Behavioral trends and local nuances

  • Facebook remains the county’s hub for local life: city/county updates, school sports, community groups, and especially Marketplace drive the highest engagement.
  • Short‑form video is the growth engine: TikTok and Instagram Reels usage is rising across under‑40s; 40–64 increasingly consume YouTube Shorts and Facebook Reels rather than post.
  • Messaging is fragmented by age: under‑30s lean on Snapchat (and Instagram DMs) for daily communication; 30+ rely on Facebook Messenger. WhatsApp usage is notable in Spanish‑speaking households around Austin for family and group coordination.
  • Commerce and jobs: local restaurants, retail, and manufacturers get strong response to deal posts, promos, and hiring ads on Facebook; geo‑targeting within ~15–30 miles converts best.
  • Trust and information: residents prefer hyperlocal pages/groups and weather alerts over national news accounts; user comments and shares heavily influence reach.
  • Posting patterns: peak engagement evenings (6–9 pm) and lunch hours; weekends outperform weekdays for community and events content.

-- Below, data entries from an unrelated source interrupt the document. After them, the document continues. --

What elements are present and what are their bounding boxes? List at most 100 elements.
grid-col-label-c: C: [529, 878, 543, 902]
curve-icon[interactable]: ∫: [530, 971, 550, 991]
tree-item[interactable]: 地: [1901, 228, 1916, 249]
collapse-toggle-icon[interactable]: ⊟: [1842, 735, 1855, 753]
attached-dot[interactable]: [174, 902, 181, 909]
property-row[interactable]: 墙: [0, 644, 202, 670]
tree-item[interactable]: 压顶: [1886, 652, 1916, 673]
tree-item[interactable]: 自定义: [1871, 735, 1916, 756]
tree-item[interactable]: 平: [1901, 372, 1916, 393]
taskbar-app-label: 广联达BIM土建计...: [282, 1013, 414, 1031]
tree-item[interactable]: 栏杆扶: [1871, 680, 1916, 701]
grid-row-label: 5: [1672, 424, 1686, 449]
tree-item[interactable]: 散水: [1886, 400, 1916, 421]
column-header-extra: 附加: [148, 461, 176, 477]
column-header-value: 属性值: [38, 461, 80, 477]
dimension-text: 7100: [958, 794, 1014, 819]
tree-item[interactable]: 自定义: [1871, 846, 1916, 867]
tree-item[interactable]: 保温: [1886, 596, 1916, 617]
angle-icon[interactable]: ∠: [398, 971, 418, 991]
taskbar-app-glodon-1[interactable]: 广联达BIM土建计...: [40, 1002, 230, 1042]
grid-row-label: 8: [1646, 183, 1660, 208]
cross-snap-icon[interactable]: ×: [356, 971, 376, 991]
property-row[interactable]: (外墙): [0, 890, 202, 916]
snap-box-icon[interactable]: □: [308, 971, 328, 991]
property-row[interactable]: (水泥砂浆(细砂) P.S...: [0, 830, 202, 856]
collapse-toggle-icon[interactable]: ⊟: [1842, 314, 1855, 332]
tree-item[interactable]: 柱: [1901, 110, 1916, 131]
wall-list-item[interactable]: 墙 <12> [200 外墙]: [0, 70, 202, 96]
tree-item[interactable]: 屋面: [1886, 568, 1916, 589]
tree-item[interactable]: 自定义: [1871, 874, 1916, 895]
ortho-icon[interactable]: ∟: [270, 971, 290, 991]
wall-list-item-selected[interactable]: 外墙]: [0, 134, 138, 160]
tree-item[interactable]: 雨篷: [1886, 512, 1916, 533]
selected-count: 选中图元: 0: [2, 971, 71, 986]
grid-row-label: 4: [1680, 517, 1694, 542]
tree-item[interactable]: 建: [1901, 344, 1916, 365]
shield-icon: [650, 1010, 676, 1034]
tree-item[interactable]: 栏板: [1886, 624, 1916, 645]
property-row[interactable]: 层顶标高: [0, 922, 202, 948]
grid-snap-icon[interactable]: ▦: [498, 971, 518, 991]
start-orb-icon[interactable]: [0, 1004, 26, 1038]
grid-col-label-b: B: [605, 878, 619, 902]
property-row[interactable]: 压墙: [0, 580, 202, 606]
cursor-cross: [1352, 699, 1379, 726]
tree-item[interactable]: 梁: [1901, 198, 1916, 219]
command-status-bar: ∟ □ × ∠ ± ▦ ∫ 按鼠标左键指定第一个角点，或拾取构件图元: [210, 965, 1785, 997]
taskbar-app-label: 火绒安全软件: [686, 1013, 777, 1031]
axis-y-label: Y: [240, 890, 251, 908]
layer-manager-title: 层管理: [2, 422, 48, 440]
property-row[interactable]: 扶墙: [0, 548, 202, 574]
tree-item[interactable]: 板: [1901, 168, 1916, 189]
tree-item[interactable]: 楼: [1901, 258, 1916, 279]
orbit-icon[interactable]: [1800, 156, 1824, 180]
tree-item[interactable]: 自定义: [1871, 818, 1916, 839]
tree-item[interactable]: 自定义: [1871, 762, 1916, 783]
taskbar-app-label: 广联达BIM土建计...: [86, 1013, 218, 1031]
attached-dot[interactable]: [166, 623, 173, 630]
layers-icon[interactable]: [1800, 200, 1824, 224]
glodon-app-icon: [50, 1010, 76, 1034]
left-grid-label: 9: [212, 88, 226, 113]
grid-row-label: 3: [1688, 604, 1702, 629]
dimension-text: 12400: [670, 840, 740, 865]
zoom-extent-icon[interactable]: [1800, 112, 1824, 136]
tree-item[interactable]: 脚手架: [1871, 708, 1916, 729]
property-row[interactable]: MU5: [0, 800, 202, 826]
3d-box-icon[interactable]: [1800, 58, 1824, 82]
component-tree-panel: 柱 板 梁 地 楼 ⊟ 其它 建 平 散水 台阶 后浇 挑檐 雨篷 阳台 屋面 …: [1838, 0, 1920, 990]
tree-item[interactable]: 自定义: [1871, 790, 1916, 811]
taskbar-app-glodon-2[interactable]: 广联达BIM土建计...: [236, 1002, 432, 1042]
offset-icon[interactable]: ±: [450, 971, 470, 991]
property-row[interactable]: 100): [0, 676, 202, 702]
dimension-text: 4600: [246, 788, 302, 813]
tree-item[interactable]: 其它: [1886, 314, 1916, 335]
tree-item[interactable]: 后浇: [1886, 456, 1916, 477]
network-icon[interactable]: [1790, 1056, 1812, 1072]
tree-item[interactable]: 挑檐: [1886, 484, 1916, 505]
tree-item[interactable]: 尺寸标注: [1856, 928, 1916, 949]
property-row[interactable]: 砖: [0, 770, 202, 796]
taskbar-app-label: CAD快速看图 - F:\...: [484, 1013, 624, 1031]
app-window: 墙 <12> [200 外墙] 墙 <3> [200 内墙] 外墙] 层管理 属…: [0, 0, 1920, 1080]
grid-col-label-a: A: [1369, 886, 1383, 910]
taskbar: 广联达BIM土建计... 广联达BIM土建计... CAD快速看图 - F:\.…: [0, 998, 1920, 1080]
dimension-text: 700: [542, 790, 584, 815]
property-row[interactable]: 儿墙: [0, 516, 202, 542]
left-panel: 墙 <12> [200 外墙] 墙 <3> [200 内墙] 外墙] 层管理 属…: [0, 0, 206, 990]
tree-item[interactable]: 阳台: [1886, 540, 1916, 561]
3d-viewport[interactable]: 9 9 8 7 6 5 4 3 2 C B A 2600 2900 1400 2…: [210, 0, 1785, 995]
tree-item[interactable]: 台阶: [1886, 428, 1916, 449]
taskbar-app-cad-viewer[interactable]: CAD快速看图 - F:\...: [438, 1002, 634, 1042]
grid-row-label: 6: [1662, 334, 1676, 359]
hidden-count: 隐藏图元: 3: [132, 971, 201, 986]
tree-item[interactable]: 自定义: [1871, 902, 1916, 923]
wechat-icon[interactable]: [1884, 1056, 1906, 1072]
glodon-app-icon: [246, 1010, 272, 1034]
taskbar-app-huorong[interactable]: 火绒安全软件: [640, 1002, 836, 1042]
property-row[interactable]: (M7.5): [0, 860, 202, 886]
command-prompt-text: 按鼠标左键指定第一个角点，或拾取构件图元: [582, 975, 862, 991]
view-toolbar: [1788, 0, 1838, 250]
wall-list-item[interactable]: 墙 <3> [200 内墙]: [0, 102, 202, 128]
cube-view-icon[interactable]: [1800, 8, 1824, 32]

Severe-weather days and the school year drive spikes.
  • Content that overperforms: school and youth sports, city services updates, coupons/weekly specials, outdoors/seasonal activities, and human‑interest stories with recognizable local faces.
  • Device behavior: social use is overwhelmingly mobile-first (>90% of interactions), so vertical video and text-light creative perform best; links to off-platform sites see higher drop-off unless paired with strong local value.

Note on figures: Statistics are 2024 modeled estimates for Mower County derived from U.S. Census/ACS demographics and Pew Research platform-adoption rates, adjusted for rural Minnesota patterns.